Alpine linux is minimalistic linux distribution using *musl c* library (as opposed to *glibc*) and OpenRC init system. By default, the distro aims to be strictly POSIX-compliant. The main set of utilities is based on ``busybox``, however the full-featured variants of any well-known linux utilities can be installed. Installation of any package is done via APK (*Alpine Package Keeper*) which is the Alpine-native package manager. Package repository can be browsed on `pkgs.alpinelinux.org <https://pkgs.alpinelinux.org/packages>`_.
Disk partitioning
-----------------
By default, the VM is created with 300 MB hard drive divided into two partitions. The first partition is 50 MB in size and serves as ``/boot`` partition for *EXTLINUX* bootloader. The second partition with 250 MB in size serves as physical volume for encryption. The encrypted LUKS volume spans over the whole partition and is called ``system``. This volume is part of ``vg0`` LVM volume group. On this volume group, logical volume named ``root`` formatted as ext4 is created spanning over the whole ~250 MB and mounted as ``/``.
Such small initial size of the VM is needed to minimize the size of virtual appliance export as it forces the ext4 to cram all it needs to write to that 250 MB range and overwrite freed space if needed. Once the initial installation is done, the VM disk can be extended to any larger size. Somewhere between 40 and 80 GB is plenty for the start. VM is then immediately exported as virtual appliance (OVA) without any subsequent runs.
There is a script ``/sbin/extend-disk`` which is called by ``vmtty`` (see Pseudoterminal_) which compares the total size of the virtual disk device with size allocated by the filesystems. If the size differs and the device is more that 10 MB larger, the script triggers adjustment on all filesystem levels (i.e. LUKS volume, LVM physical volume, LVM logical volume and the ext4 filesystem). A password for LUKS encryption is requested to be input by the user. In case the virtual disk is larger by 4 GB or more and the swap volume doesn't exist yet, the script automatically creates it. All the steps are expected to happen at least once, on the first run when the user imports and starts the virtual appliance.
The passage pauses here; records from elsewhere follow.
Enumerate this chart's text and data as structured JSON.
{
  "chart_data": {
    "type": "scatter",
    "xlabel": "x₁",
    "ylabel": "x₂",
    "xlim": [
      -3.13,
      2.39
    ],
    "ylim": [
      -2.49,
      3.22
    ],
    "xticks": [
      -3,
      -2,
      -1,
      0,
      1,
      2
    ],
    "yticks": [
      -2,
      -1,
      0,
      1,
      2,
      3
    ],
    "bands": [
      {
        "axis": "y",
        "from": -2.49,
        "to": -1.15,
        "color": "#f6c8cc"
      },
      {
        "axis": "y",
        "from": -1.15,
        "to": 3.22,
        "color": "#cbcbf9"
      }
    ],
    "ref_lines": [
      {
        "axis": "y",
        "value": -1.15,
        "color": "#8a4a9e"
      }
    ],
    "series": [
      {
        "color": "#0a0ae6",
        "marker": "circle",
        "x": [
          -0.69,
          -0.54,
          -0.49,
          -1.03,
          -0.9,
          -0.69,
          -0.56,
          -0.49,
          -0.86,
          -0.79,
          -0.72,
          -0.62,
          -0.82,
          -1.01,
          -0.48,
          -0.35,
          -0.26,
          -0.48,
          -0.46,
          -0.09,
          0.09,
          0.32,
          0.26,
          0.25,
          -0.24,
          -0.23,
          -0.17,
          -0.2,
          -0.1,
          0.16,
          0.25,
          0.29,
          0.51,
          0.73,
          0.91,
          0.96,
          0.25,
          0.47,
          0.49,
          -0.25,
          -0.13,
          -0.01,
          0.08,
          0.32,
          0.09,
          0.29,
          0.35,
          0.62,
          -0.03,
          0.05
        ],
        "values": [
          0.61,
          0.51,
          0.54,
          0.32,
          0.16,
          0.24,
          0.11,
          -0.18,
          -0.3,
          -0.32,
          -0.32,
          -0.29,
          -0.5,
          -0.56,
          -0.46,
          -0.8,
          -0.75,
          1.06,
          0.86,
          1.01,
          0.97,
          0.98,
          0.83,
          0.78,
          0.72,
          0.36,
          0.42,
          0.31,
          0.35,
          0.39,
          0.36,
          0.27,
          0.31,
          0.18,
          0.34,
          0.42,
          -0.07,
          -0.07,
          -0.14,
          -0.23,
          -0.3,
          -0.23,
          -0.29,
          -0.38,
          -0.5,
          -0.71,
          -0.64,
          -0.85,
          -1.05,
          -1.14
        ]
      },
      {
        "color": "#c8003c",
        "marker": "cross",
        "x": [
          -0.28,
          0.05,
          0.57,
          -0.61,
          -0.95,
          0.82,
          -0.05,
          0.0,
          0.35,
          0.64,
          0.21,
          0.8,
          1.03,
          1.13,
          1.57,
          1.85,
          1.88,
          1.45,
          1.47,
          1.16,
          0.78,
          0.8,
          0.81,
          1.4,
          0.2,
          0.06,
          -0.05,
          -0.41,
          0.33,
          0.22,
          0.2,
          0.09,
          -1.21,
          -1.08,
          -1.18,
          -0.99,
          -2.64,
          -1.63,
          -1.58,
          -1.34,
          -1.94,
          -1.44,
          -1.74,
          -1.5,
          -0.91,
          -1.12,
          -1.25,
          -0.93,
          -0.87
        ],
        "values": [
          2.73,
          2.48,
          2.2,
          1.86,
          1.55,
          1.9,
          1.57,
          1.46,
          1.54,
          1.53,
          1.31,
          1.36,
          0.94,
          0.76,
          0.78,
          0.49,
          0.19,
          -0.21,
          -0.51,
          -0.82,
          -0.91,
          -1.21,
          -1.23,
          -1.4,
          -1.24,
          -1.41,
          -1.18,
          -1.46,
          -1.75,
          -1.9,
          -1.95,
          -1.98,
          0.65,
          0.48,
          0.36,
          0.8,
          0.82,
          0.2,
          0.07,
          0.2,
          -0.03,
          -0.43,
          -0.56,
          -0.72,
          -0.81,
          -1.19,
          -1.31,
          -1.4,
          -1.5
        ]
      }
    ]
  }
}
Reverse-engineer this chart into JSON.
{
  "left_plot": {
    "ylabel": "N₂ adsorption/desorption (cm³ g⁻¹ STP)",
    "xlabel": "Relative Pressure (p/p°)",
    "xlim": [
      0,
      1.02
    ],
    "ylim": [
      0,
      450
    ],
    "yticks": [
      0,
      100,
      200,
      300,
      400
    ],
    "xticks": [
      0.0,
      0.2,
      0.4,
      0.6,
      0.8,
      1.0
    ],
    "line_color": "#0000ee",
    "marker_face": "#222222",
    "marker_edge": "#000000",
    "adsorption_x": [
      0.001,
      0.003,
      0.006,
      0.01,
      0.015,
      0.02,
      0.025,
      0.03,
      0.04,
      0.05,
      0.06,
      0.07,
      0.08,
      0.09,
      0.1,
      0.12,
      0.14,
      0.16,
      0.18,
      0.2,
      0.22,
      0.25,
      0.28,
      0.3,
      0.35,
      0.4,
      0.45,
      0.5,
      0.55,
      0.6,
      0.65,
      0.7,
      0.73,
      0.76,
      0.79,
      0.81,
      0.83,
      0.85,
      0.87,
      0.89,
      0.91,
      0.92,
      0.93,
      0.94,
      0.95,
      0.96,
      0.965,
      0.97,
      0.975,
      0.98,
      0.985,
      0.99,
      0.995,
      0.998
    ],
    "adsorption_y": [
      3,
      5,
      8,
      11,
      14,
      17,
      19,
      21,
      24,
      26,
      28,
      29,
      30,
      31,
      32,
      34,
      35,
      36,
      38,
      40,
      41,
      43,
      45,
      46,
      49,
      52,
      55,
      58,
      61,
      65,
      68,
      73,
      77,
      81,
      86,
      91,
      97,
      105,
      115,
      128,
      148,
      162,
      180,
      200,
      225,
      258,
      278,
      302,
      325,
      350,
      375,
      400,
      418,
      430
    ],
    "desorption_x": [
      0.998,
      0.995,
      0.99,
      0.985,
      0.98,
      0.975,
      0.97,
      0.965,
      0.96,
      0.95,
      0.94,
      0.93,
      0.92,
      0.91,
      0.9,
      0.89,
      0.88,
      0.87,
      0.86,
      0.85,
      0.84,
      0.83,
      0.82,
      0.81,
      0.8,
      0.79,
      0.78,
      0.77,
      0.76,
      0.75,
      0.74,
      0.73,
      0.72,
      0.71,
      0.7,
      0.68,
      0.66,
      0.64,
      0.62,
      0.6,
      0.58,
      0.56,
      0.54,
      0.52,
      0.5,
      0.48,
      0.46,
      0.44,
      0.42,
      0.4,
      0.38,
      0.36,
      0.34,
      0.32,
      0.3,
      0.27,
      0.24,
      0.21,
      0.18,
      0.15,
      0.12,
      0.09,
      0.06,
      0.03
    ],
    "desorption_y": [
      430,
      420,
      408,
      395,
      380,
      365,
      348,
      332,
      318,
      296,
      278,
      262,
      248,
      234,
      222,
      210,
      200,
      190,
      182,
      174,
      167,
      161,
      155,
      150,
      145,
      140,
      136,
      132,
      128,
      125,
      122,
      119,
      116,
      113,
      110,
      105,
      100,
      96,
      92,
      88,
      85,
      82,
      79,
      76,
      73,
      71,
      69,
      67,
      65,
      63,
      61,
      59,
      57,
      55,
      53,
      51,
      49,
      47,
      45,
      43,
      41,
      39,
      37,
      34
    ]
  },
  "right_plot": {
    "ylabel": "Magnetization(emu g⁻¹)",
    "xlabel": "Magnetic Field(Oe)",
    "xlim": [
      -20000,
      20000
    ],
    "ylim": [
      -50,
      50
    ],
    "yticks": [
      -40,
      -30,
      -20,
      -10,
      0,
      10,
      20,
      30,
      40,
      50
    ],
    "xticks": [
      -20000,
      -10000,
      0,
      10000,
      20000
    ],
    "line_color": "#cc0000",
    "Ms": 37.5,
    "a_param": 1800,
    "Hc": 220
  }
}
The final filesystem layout is expected to look as follows:
.. code-block:: text
spotter:~# lsblk -o name,fstype,size,mountpoint
NAME FSTYPE SIZE MOUNTPOINT
sda 80G
├─sda1 ext4 50M /boot
└─sda2 crypto_LUKS 80G
└─system LVM2_member 80G
├─vg0-root ext4 76G /
└─vg0-swap swap 4G
Pseudoterminal
--------------
There is a customized terminal executable ``/sbin/vmtty``, which is spawned and handled via ``getty`` on VM startup. The purpose of the terminal is to execute the ``extend-disk`` script described above and display contents of ``/etc/issue``. The terminal does not allow login and servers solely for informative purposes. The content of ``/etc/issue`` is initially the Alpine default, but it is populated by VMMgr via ``vmmgr rebuild-issue`` every time the terminal process is spawned.
Traditionally, there are several pseudoterminals spawned on linux machines, including one listening on serial port. SpotterVM disables all terminals. All interaction is expected to be done via VMMgr, however VMMgr allows to add SSH key for root access, so if the need arises, the root console can be obtained.
Since the primary usage is expected to be in Central Europe, the terminal is expected to support fonts with diacritics. This is achieved by reconfiguration of ``consolefont`` to specifically support ``ISO 8859-2`` and enabling unicode support in OpenRC.
Web server
----------
By default, the only access to any VM features is available only through VMMgr, which runs as a standalone WSGI application. All access passes through *nginx* web server which serves as reverse proxy. See `VMMgr internals <vmmgr-internals>`_ for more detail on the nginx configuration.